Almost two months after the beating death of Florida A&M University drum major Robert Champion, his parents have revealed that he was gay. And while they say that they do not believe that this played a significant role in the attack, authorities still recognize that there are many questions about why he might have been singled out for violence.
The Champion family’s lawyer, Christopher M. Chestnut, said:
“Robert’s being gay may have been a reason for his hazing, but it wasn’t the main reason.
“This was a hazing crime, not a hate crime.”
That Mr. Champion was gay was “a private thing, not something he advertised publicly,” said his mother, Pam Champion, who believes her son had been targeted as retribution for his well-known stance against hazing, writes Robbie Brown at the New York Times.
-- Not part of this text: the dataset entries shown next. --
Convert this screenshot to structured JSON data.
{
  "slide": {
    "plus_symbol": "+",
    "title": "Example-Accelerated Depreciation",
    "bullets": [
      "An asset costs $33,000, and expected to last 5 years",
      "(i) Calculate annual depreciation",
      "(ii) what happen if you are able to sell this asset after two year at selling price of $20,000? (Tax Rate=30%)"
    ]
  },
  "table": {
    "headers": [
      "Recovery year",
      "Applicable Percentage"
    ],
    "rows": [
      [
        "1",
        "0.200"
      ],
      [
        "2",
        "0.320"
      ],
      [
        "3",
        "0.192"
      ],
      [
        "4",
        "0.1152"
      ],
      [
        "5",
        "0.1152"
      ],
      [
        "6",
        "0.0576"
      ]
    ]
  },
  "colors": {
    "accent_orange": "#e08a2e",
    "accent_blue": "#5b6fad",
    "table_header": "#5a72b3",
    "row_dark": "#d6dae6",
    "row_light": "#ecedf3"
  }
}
The Florida A&M Marching 100 band is well known for its culture of musicians punching, slapping, paddling and forcing one another to perform degrading acts. Last month, a band member left the university after claiming she had been punched so hard during hazing that she was hospitalized with a broken femur, deep bone bruises and blood clots, writes the Associated Press.
And former band director Julian White believes that this might have been an isolated case of homophobia.
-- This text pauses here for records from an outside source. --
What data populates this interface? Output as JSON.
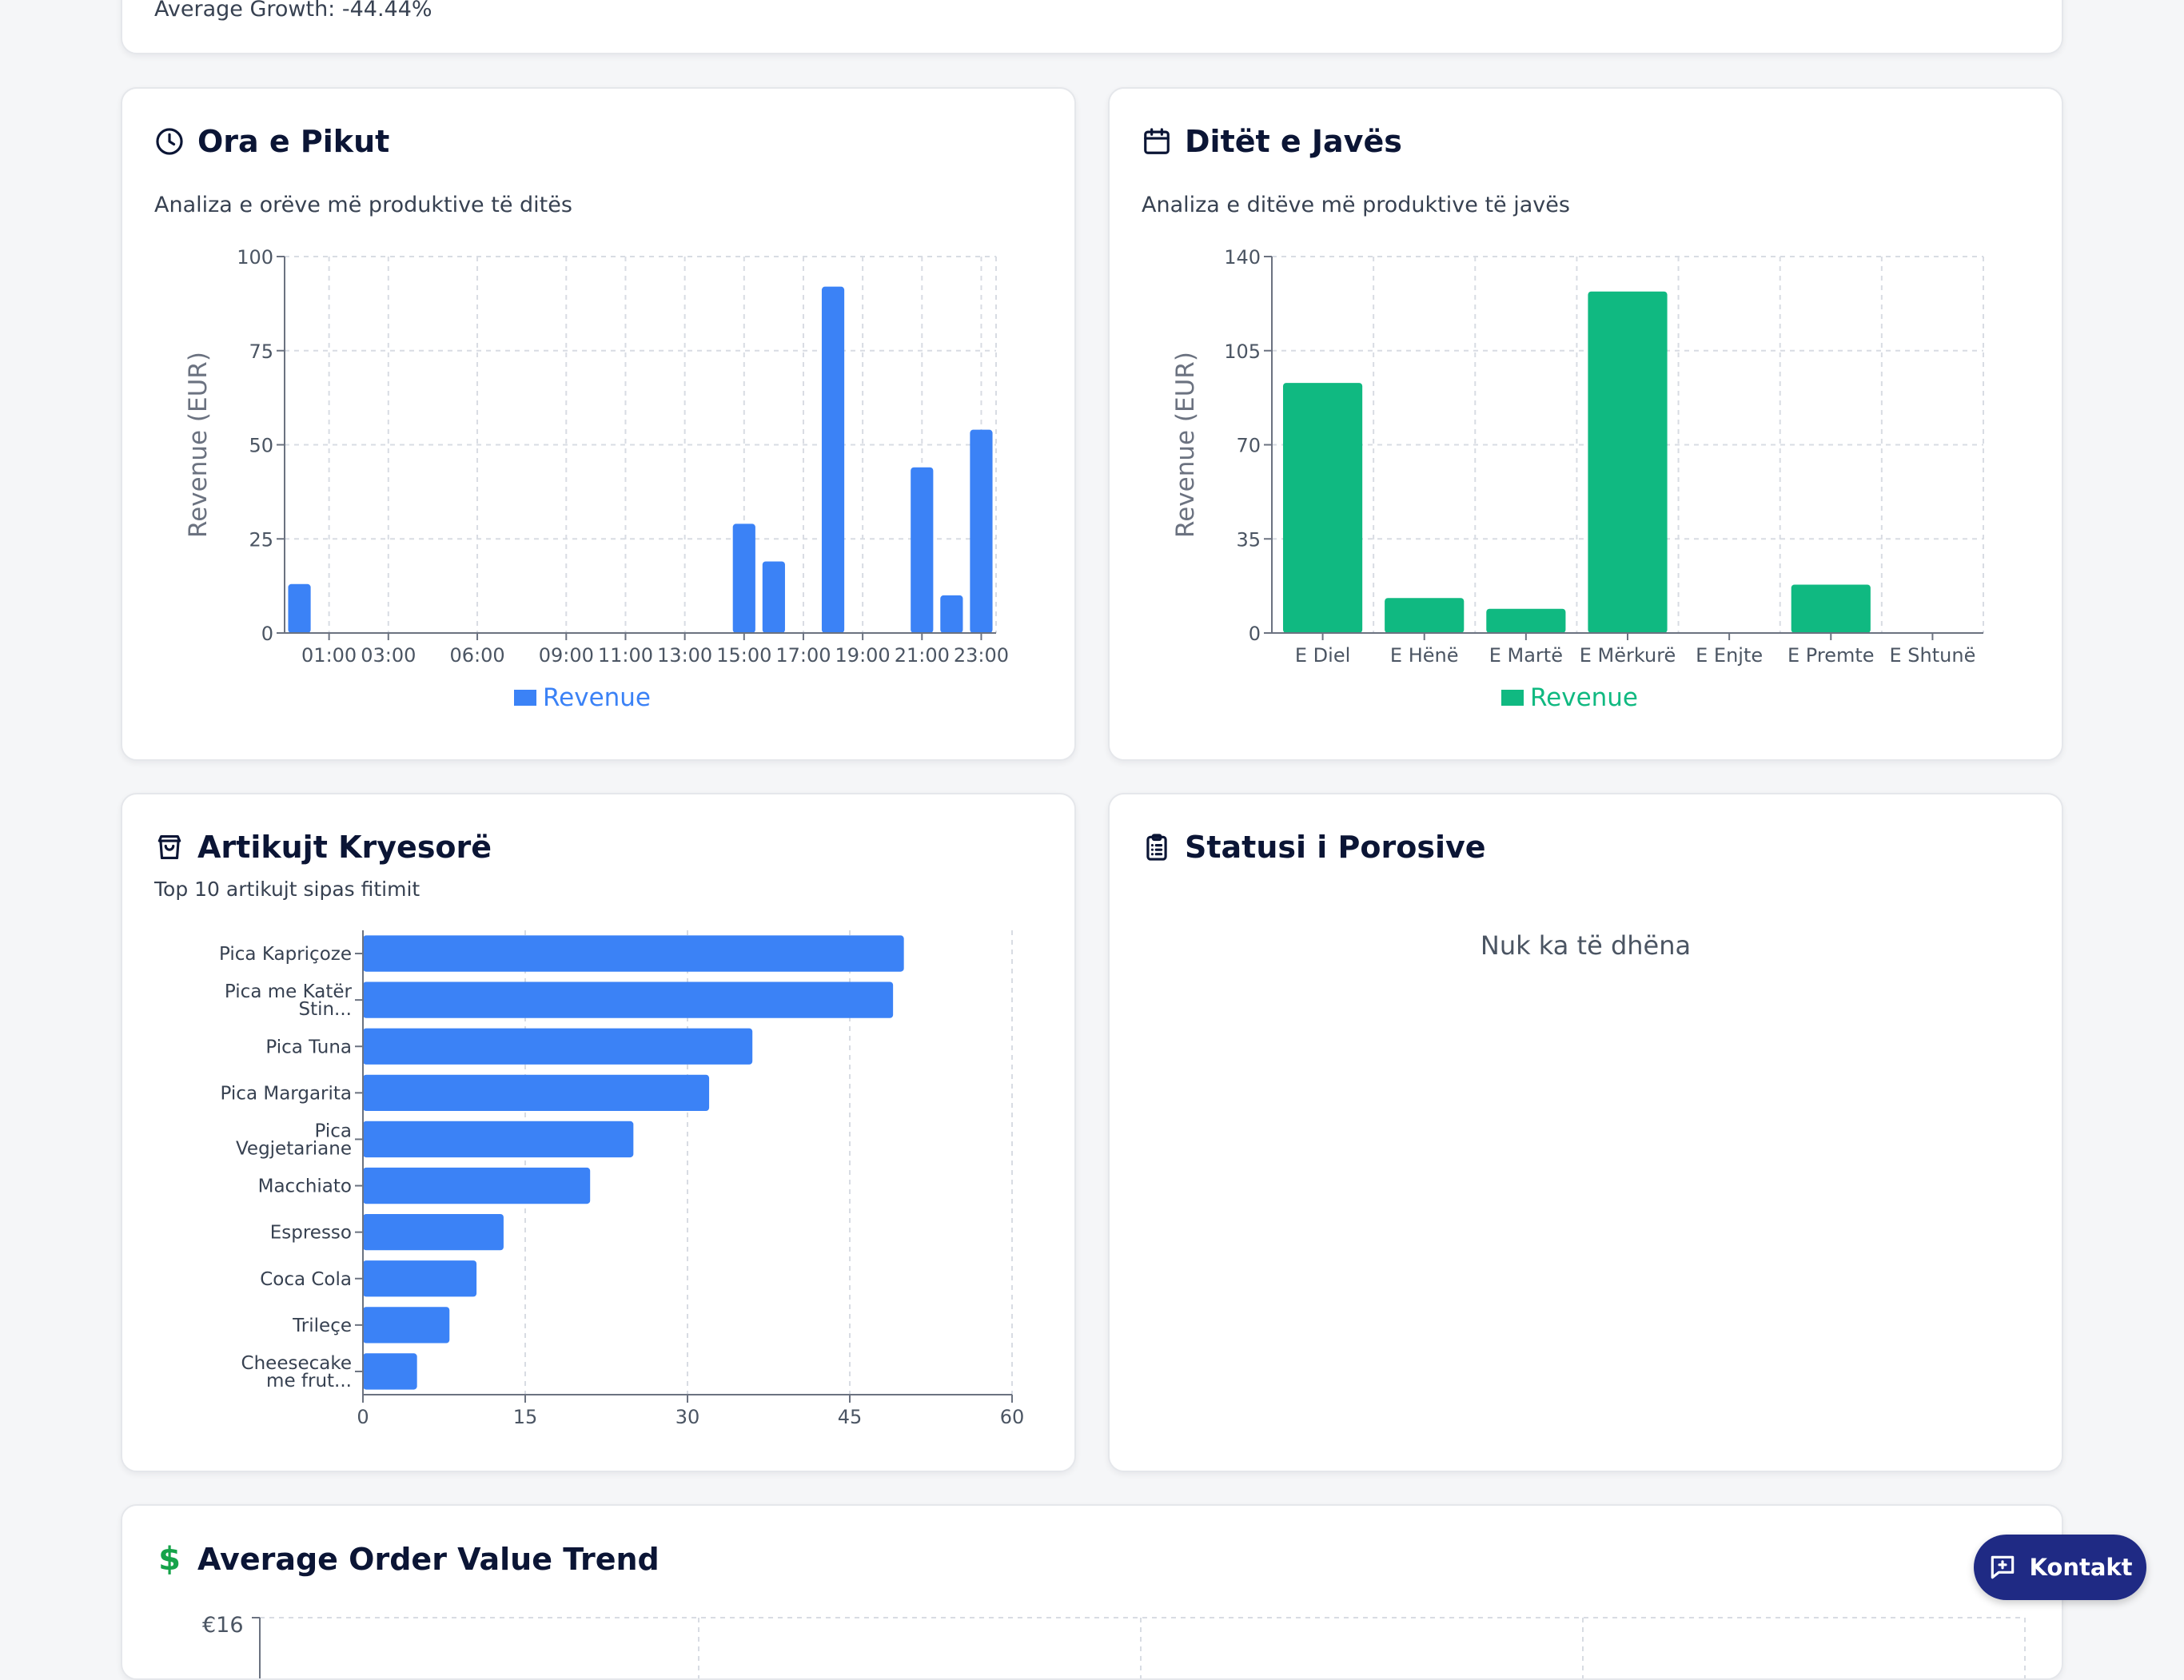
{
  "top_card": {
    "growth_text": "Average Growth: -44.44%"
  },
  "peak_hours": {
    "title": "Ora e Pikut",
    "subtitle": "Analiza e orëve më produktive të ditës",
    "icon": "clock-icon",
    "accent": "#3b82f6"
  },
  "weekdays": {
    "title": "Ditët e Javës",
    "subtitle": "Analiza e ditëve më produktive të javës",
    "icon": "calendar-icon",
    "accent": "#10b981"
  },
  "top_items": {
    "title": "Artikujt Kryesorë",
    "subtitle": "Top 10 artikujt sipas fitimit",
    "icon": "shopping-bag-icon",
    "accent": "#3b82f6"
  },
  "order_status": {
    "title": "Statusi i Porosive",
    "empty_text": "Nuk ka të dhëna",
    "icon": "clipboard-list-icon"
  },
  "aov": {
    "title": "Average Order Value Trend",
    "icon": "dollar-icon",
    "accent": "#16a34a",
    "first_tick": "€16"
  },
  "kontakt_button": {
    "label": "Kontakt",
    "icon": "message-plus-icon"
  },
  "chart_data": [
    {
      "id": "peak_hours",
      "type": "bar",
      "x": [
        0,
        1,
        3,
        6,
        9,
        11,
        13,
        15,
        16,
        17,
        18,
        19,
        21,
        22,
        23
      ],
      "x_tick_values": [
        1,
        3,
        6,
        9,
        11,
        13,
        15,
        17,
        19,
        21,
        23
      ],
      "x_tick_labels": [
        "01:00",
        "03:00",
        "06:00",
        "09:00",
        "11:00",
        "13:00",
        "15:00",
        "17:00",
        "19:00",
        "21:00",
        "23:00"
      ],
      "series": [
        {
          "name": "Revenue",
          "color": "#3b82f6",
          "points": [
            [
              0,
              13
            ],
            [
              15,
              29
            ],
            [
              16,
              19
            ],
            [
              18,
              92
            ],
            [
              21,
              44
            ],
            [
              22,
              10
            ],
            [
              23,
              54
            ]
          ]
        }
      ],
      "xlim": [
        -0.5,
        23.5
      ],
      "ylim": [
        0,
        100
      ],
      "yticks": [
        0,
        25,
        50,
        75,
        100
      ],
      "ylabel": "Revenue (EUR)",
      "legend": "bottom",
      "grid": true
    },
    {
      "id": "weekdays",
      "type": "bar",
      "categories": [
        "E Diel",
        "E Hënë",
        "E Martë",
        "E Mërkurë",
        "E Enjte",
        "E Premte",
        "E Shtunë"
      ],
      "series": [
        {
          "name": "Revenue",
          "color": "#10b981",
          "values": [
            93,
            13,
            9,
            127,
            0,
            18,
            0
          ]
        }
      ],
      "ylim": [
        0,
        140
      ],
      "yticks": [
        0,
        35,
        70,
        105,
        140
      ],
      "ylabel": "Revenue (EUR)",
      "legend": "bottom",
      "grid": true
    },
    {
      "id": "top_items",
      "type": "bar",
      "orientation": "horizontal",
      "categories": [
        [
          "Pica Kapriçoze"
        ],
        [
          "Pica me Katër",
          "Stin..."
        ],
        [
          "Pica Tuna"
        ],
        [
          "Pica Margarita"
        ],
        [
          "Pica",
          "Vegjetariane"
        ],
        [
          "Macchiato"
        ],
        [
          "Espresso"
        ],
        [
          "Coca Cola"
        ],
        [
          "Trileçe"
        ],
        [
          "Cheesecake",
          "me frut..."
        ]
      ],
      "series": [
        {
          "color": "#3b82f6",
          "values": [
            50,
            49,
            36,
            32,
            25,
            21,
            13,
            10.5,
            8,
            5
          ]
        }
      ],
      "xlim": [
        0,
        60
      ],
      "xticks": [
        0,
        15,
        30,
        45,
        60
      ],
      "grid": true
    }
  ]
}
He said the bullying “could not have been predicted or prevented.”
Dr. White’s lawyer, Chuck Hobbs, said:
“It is entirely possible that Champion’s tragic death was less about any ritualistic hazing and more tantamount to a hateful and fully conscious attempt to batter a young man because of his sexual orientation.”
The line between hazing and homophobia is often blurry, said Shane L. Windmeyer, the executive director of Campus Pride.
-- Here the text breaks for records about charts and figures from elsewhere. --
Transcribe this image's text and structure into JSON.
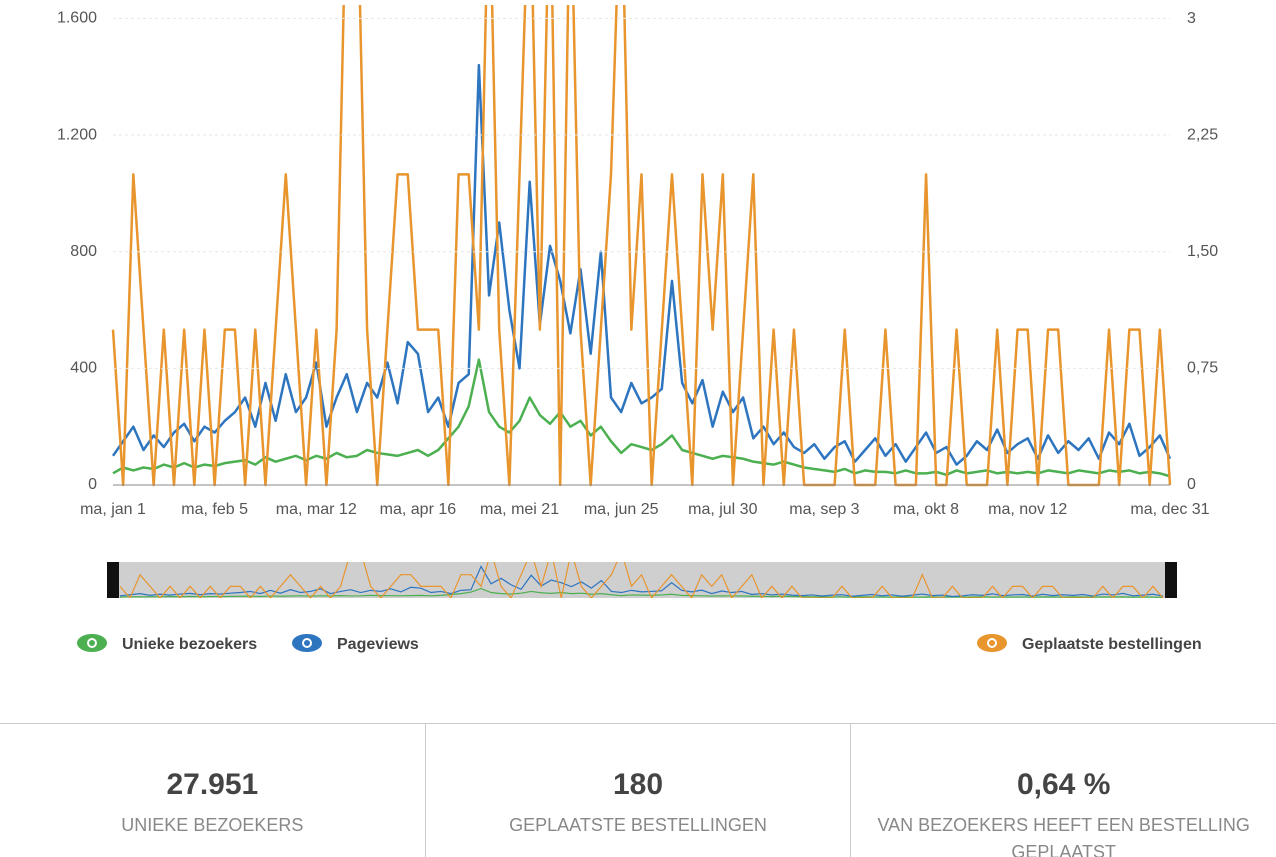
{
  "chart_data": {
    "type": "line",
    "categories": [
      "ma, jan 1",
      null,
      null,
      null,
      null,
      null,
      null,
      null,
      null,
      null,
      "ma, feb 5",
      null,
      null,
      null,
      null,
      null,
      null,
      null,
      null,
      null,
      "ma, mar 12",
      null,
      null,
      null,
      null,
      null,
      null,
      null,
      null,
      null,
      "ma, apr 16",
      null,
      null,
      null,
      null,
      null,
      null,
      null,
      null,
      null,
      "ma, mei 21",
      null,
      null,
      null,
      null,
      null,
      null,
      null,
      null,
      null,
      "ma, jun 25",
      null,
      null,
      null,
      null,
      null,
      null,
      null,
      null,
      null,
      "ma, jul 30",
      null,
      null,
      null,
      null,
      null,
      null,
      null,
      null,
      null,
      "ma, sep 3",
      null,
      null,
      null,
      null,
      null,
      null,
      null,
      null,
      null,
      "ma, okt 8",
      null,
      null,
      null,
      null,
      null,
      null,
      null,
      null,
      null,
      "ma, nov 12",
      null,
      null,
      null,
      null,
      null,
      null,
      null,
      null,
      null,
      null,
      null,
      null,
      null,
      "ma, dec 31"
    ],
    "series": [
      {
        "name": "Unieke bezoekers",
        "color": "#4cb050",
        "values": [
          40,
          60,
          50,
          60,
          55,
          70,
          60,
          75,
          60,
          70,
          65,
          75,
          80,
          85,
          70,
          95,
          80,
          90,
          100,
          85,
          100,
          90,
          110,
          95,
          100,
          120,
          110,
          105,
          100,
          110,
          120,
          100,
          120,
          160,
          200,
          270,
          430,
          250,
          200,
          180,
          220,
          300,
          240,
          210,
          250,
          200,
          220,
          170,
          200,
          150,
          110,
          140,
          130,
          120,
          140,
          170,
          120,
          110,
          100,
          90,
          100,
          95,
          90,
          80,
          75,
          70,
          80,
          70,
          60,
          55,
          50,
          45,
          55,
          40,
          50,
          45,
          45,
          40,
          50,
          40,
          40,
          45,
          35,
          50,
          40,
          45,
          50,
          40,
          45,
          40,
          45,
          40,
          50,
          45,
          40,
          50,
          45,
          40,
          50,
          45,
          50,
          40,
          45,
          40,
          30
        ]
      },
      {
        "name": "Pageviews",
        "color": "#2e75c0",
        "values": [
          100,
          150,
          200,
          120,
          170,
          130,
          180,
          210,
          150,
          200,
          180,
          220,
          250,
          300,
          200,
          350,
          220,
          380,
          250,
          300,
          420,
          200,
          300,
          380,
          250,
          350,
          300,
          420,
          280,
          490,
          450,
          250,
          300,
          200,
          350,
          380,
          1440,
          650,
          900,
          600,
          400,
          1040,
          550,
          820,
          700,
          520,
          740,
          450,
          800,
          300,
          250,
          350,
          280,
          300,
          330,
          700,
          350,
          280,
          360,
          200,
          320,
          250,
          300,
          160,
          200,
          140,
          180,
          130,
          110,
          140,
          90,
          130,
          150,
          80,
          120,
          160,
          100,
          140,
          80,
          130,
          180,
          110,
          130,
          70,
          100,
          150,
          120,
          190,
          110,
          140,
          160,
          90,
          170,
          110,
          150,
          120,
          160,
          90,
          180,
          140,
          210,
          100,
          130,
          170,
          90
        ]
      },
      {
        "name": "Geplaatste bestellingen",
        "color": "#e8952e",
        "axis": "y2",
        "values": [
          1,
          0,
          2,
          1,
          0,
          1,
          0,
          1,
          0,
          1,
          0,
          1,
          1,
          0,
          1,
          0,
          1,
          2,
          1,
          0,
          1,
          0,
          1,
          4,
          4,
          1,
          0,
          1,
          2,
          2,
          1,
          1,
          1,
          0,
          2,
          2,
          1,
          4,
          1,
          0,
          2,
          4,
          1,
          4,
          0,
          4,
          1,
          0,
          1,
          2,
          4,
          1,
          2,
          0,
          1,
          2,
          1,
          0,
          2,
          1,
          2,
          0,
          1,
          2,
          0,
          1,
          0,
          1,
          0,
          0,
          0,
          0,
          1,
          0,
          0,
          0,
          1,
          0,
          0,
          0,
          2,
          0,
          0,
          1,
          0,
          0,
          0,
          1,
          0,
          1,
          1,
          0,
          1,
          1,
          0,
          0,
          0,
          0,
          1,
          0,
          1,
          1,
          0,
          1,
          0
        ]
      }
    ],
    "ylim": [
      0,
      1646
    ],
    "yticks": [
      0,
      400,
      800,
      {
        "value": 1200,
        "label": "1.200"
      },
      {
        "value": 1600,
        "label": "1.600"
      }
    ],
    "y2lim": [
      0,
      3.09
    ],
    "y2ticks": [
      0,
      {
        "value": 0.75,
        "label": "0,75"
      },
      {
        "value": 1.5,
        "label": "1,50"
      },
      {
        "value": 2.25,
        "label": "2,25"
      },
      3
    ],
    "grid": true
  },
  "stats": [
    {
      "value": "27.951",
      "label": "UNIEKE BEZOEKERS"
    },
    {
      "value": "180",
      "label": "GEPLAATSTE BESTELLINGEN"
    },
    {
      "value": "0,64 %",
      "label": "VAN BEZOEKERS HEEFT EEN BESTELLING GEPLAATST"
    }
  ]
}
Windmeyer and Campus Pride have long been advocates for gay students on college campuses.
“Hazing often gets taken to a new level when its against someone who is gay,” he said.
“Obviously someone’s own prejudice or fears will motivate them to haze and, in many cases, to take more extreme actions.”
However, Champion’s mother said that her son didn’t want to constantly be identified by his homosexuality.
“Robert was not known or defined by his sexual orientation,” she said.
“He was more known for his stance against hazing.”